Consider $f: \mathbb{R}^n \rightarrow \mathbb{R}^n$, defined as $f(x) := a x + b$, where $a<0$ and $b \in \mathbb{R}_{\leq 0}^{n}$.
Note that $f$ is decreasing: $$ x \geq y \Longrightarrow f(x) \leq f(y). $$
Consider the set $$ S := \{ x \in \mathbb{R}^n \mid x\geq 0, \ 1^\top x = 1 \} $$ and let $P_S: \mathbb{R}^n \rightarrow S$ be the Euclidean projection onto S ($P_S(x) := \arg \min_{y \in S} \left\|x-y \right\|$).

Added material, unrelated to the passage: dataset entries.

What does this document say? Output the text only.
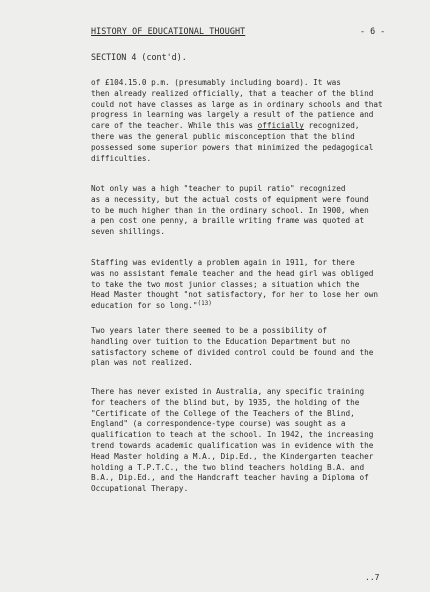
HISTORY OF EDUCATIONAL THOUGHT	- 6 -
SECTION 4 (cont'd).
of £104.15.0 p.m. (presumably including board). It was
then already realized officially, that a teacher of the blind
could not have classes as large as in ordinary schools and that
progress in learning was largely a result of the patience and
care of the teacher. While this was officially recognized,
there was the general public misconception that the blind
possessed some superior powers that minimized the pedagogical
difficulties.
Not only was a high "teacher to pupil ratio" recognized
as a necessity, but the actual costs of equipment were found
to be much higher than in the ordinary school. In 1900, when
a pen cost one penny, a braille writing frame was quoted at
seven shillings.
Staffing was evidently a problem again in 1911, for there
was no assistant female teacher and the head girl was obliged
to take the two most junior classes; a situation which the
Head Master thought "not satisfactory, for her to lose her own
education for so long."$^{(13)}$
Two years later there seemed to be a possibility of
handling over tuition to the Education Department but no
satisfactory scheme of divided control could be found and the
plan was not realized.
There has never existed in Australia, any specific training
for teachers of the blind but, by 1935, the holding of the
"Certificate of the College of the Teachers of the Blind,
England" (a correspondence-type course) was sought as a
qualification to teach at the school. In 1942, the increasing
trend towards academic qualification was in evidence with the
Head Master holding a M.A., Dip.Ed., the Kindergarten teacher
holding a T.P.T.C., the two blind teachers holding B.A. and
B.A., Dip.Ed., and the Handcraft teacher having a Diploma of
Occupational Therapy.
..7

It holds that $P_S( f(\cdot) )$ is not decreasing.
Say if $-P_S( f(\cdot) )$ is monotone, at least on the positive orthant: $$ \left( P_S(f(x)) - P_S(f(y)) \right)^\top \left( x-y\right) \leq 0 $$ for all $x,y \geq 0$.
The elements of $S$ are not comparable to each other in the pointwise order of $\mathbb{R}^n$. In other words, if $s,t\in S$ and $s\geqslant t$, then $s=t$. This means that you might as well write the property you want as $$ x\geq y\geq 0\implies P_S(f(x))=P_S(f(y)).$$ This implies that the projection of a whole cone would go to a point, which should never hold.